Ora, ben conoscendo la giustizia e l'infinita bontà di Dio, non possiamo pensare che egli abbia riservato le gioie e i piaceri piú grandi ai peccatori, che quasi sempre sono quelli che godono di piú nella vita, mentre ai giusti, che nella vita hanno avuto spesso soltanto sacrifici e tribolazioni, abbia riservato qualche contentino in paradiso. La conclusione non può non essere la seguente: gli eletti in paradiso godono smisuratamente di piú di quanto hanno goduto in terra i peccatori.
S. Paolo, che ebbe la fortuna di vedere, ancora vivente il paradiso, disse: « Occhio umano non ha visto, orecchio umano non ha sentito, né è entrato nel cuore dell'uomo quello che Dio ha preparato a coloro che lo amano » (1 Cor 2,9).
La Beata Angela da Foligno, convertitasi a 26 anni, dopo la morte del marito, e datasi completamente a Dio, ebbe il dono in vita stessa della visione beatifica di Dio. Costretta dal suo confessore a dire cosa aveva visto in paradiso, disse: « Mettete insieme tutte le gioie e tutti i piaceri del corpo e dello spirito, che hanno goduto, godono e godranno lecitamente e illecitamente tutti gli uomini e tutte le donne della terra; io, in un solo istante della visione beatifica di Dio ho goduto immensamente di piú ».
E il Catechismo romano aggiunge: « Mettete insieme tutte le gioie e tutti i piaceri terreni; aggiungetevi tutti quelli che desiderate; immaginatene tanti altri ancora; la gioia e la fedeltà del paradiso li sorpassano smisuratamente ».
Naturalmente il premio dei buoni è proporzionato alla quantità e alla qualità delle loro opere buone e delle sofferenze da essi pazientemente sopportate.
Ugualmemte, per i peccatori, il castigo è proporzionato alla quantità e alla gravità dei loro peccati.
Per essi Gesú dice: « Guai a voi, ricchi, perché avete già ricevuto la vostra consolazione.

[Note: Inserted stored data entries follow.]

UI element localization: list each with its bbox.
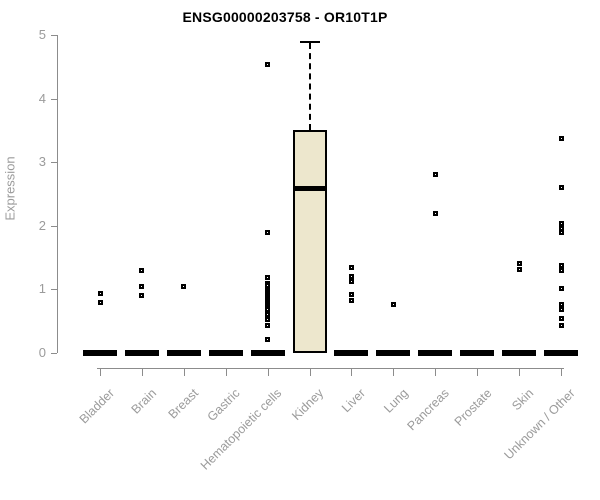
- boxplot-zero-bar: [544, 350, 578, 356]
- boxplot-zero-bar: [250, 350, 285, 356]
- outlier-point: [558, 306, 564, 312]
- x-tick-label: Skin: [508, 386, 537, 414]
- x-tick-label: Breast: [165, 386, 201, 422]
- outlier-point: [265, 62, 271, 68]
- outlier-point: [558, 135, 564, 141]
- y-tick-label: 4: [38, 90, 46, 106]
- outlier-point: [265, 317, 271, 323]
- outlier-point: [139, 284, 145, 290]
- y-tick-label: 3: [38, 154, 46, 170]
- y-tick-label: 2: [38, 217, 46, 233]
- outlier-point: [558, 184, 564, 190]
- y-tick-label: 1: [38, 281, 46, 297]
- whisker-cap: [299, 40, 320, 43]
- outlier-point: [432, 171, 438, 177]
- boxplot-zero-bar: [376, 350, 411, 356]
- x-tick-label: Gastric: [204, 386, 243, 424]
- outlier-point: [558, 285, 564, 291]
- outlier-point: [348, 278, 354, 284]
- x-tick-label: Pancreas: [404, 386, 453, 434]
- outlier-point: [139, 268, 145, 274]
- x-tick: [435, 368, 437, 376]
- x-tick: [183, 368, 185, 376]
- boxplot-zero-bar: [208, 350, 243, 356]
- x-tick: [267, 368, 269, 376]
- y-tick: [51, 98, 57, 100]
- y-tick-label: 0: [38, 345, 46, 360]
- outlier-point: [265, 323, 271, 329]
- x-tick-label: Lung: [380, 386, 411, 416]
- outlier-point: [97, 300, 103, 306]
- boxplot-zero-bar: [124, 350, 159, 356]
- x-tick-label: Prostate: [451, 386, 495, 429]
- y-axis-label: Expression: [2, 156, 18, 221]
- outlier-point: [558, 268, 564, 274]
- outlier-point: [265, 337, 271, 343]
- outlier-point: [516, 266, 522, 272]
- y-tick: [51, 162, 57, 164]
- x-tick-label: Brain: [128, 386, 159, 417]
- x-tick: [477, 368, 479, 376]
- outlier-point: [348, 291, 354, 297]
- x-tick-label: Hematopoietic cells: [198, 386, 285, 473]
- outlier-point: [390, 302, 396, 308]
- outlier-point: [558, 322, 564, 328]
- boxplot-zero-bar: [460, 350, 495, 356]
- boxplot-zero-bar: [334, 350, 369, 356]
- x-tick-label: Liver: [339, 386, 369, 416]
- x-axis-line: [97, 368, 564, 369]
- y-tick: [51, 225, 57, 227]
- outlier-point: [265, 311, 271, 317]
- outlier-point: [558, 315, 564, 321]
- x-tick: [309, 368, 311, 376]
- x-tick: [561, 368, 562, 376]
- boxplot-box: [292, 130, 327, 353]
- boxplot-zero-bar: [502, 350, 537, 356]
- outlier-point: [432, 210, 438, 216]
- y-axis-line: [57, 35, 58, 353]
- boxplot-zero-bar: [83, 350, 117, 356]
- x-tick: [393, 368, 395, 376]
- x-tick: [519, 368, 521, 376]
- boxplot-whisker: [308, 42, 311, 131]
- outlier-point: [348, 297, 354, 303]
- x-tick: [100, 368, 101, 376]
- y-tick-label: 5: [38, 27, 46, 42]
- x-tick-label: Bladder: [76, 386, 117, 427]
- outlier-point: [558, 262, 564, 268]
- x-tick: [351, 368, 353, 376]
- boxplot-median: [292, 185, 327, 191]
- outlier-point: [558, 220, 564, 226]
- x-tick: [141, 368, 143, 376]
- outlier-point: [558, 302, 564, 308]
- x-tick: [225, 368, 227, 376]
- boxplot-zero-bar: [166, 350, 201, 356]
- outlier-point: [97, 290, 103, 296]
- outlier-point: [139, 292, 145, 298]
- outlier-point: [181, 284, 187, 290]
- outlier-point: [516, 260, 522, 266]
- outlier-point: [558, 229, 564, 235]
- chart-title: ENSG00000203758 - OR10T1P: [182, 9, 388, 25]
- y-tick: [51, 35, 57, 36]
- outlier-point: [348, 265, 354, 271]
- y-tick: [51, 289, 57, 291]
- x-tick-label: Kidney: [289, 386, 327, 423]
- outlier-point: [265, 230, 271, 236]
- y-tick: [51, 353, 57, 354]
- outlier-point: [265, 275, 271, 281]
- outlier-point: [348, 274, 354, 280]
- boxplot-zero-bar: [418, 350, 453, 356]
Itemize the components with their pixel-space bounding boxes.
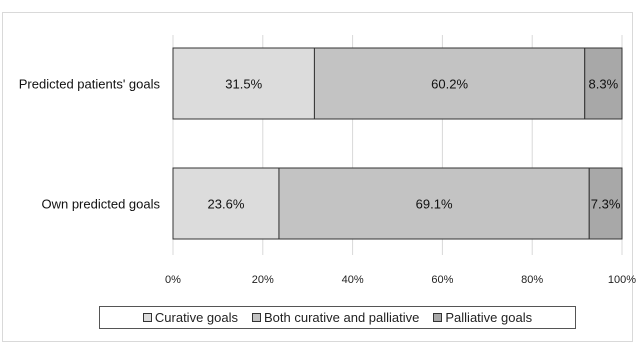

Guai a voi che ora siete sazi, perché patirete la fame. Guai a voi, che ora ridete, perché sarete nel dolore e nel pianto » (Lc 6,24).
Qui sorge il problema: « È peccato gustare le gioie e i piaceri della vita? ».
La risposta è questa: « Niente affatto, purché non si escludano i fini per i quali Dio ve li ha messi: la conservazione della vita e la conservazione del genere umano per giungere a completare il numero degli eletti. Anzi, quando questi piaceri si godono nell'ordine voluto da Dio e se ne ringrazia Dio, diventano meritori ». Dice s. Paolo: « Sia che mangiate, sia che beviate, qualunque cosa fate, fate tutto per la gloria di Dio » (1 Cor 10,31).
« Tutto quello che è vero, nobile, giusto, puro, amabile, onorato, quello che è virtú e merita lode sia oggetto dei vostri pensieri » (Fil 4,8).
E s. Agostino mostra la differenza tra i pagani e i cristiani: « I pagani vivono per mangiare; i cristiani mangiano per vivere ».
Il peccato è nell'escludere i fini per i quali Dio ha messo il piacere sia nel mangiare, sia nel bere, sia nei rapporti sessuali, ecc.; come pure in quei piaceri e in quei divertimenti che per la loro qualità o per la loro quantità ci fanno dimenticare Dio.
In genere, valgono le parole di s. Agostino: « Dio dà i beni di questo mondo, che sono piccoli e brevi, ai suoi nemici; dà i beni eterni, che sono immensi, ai suoi amici ».
D'altronde Gesú stesso parla espressamente di questo nella parabola del ricco epulone e del povero Lazzaro.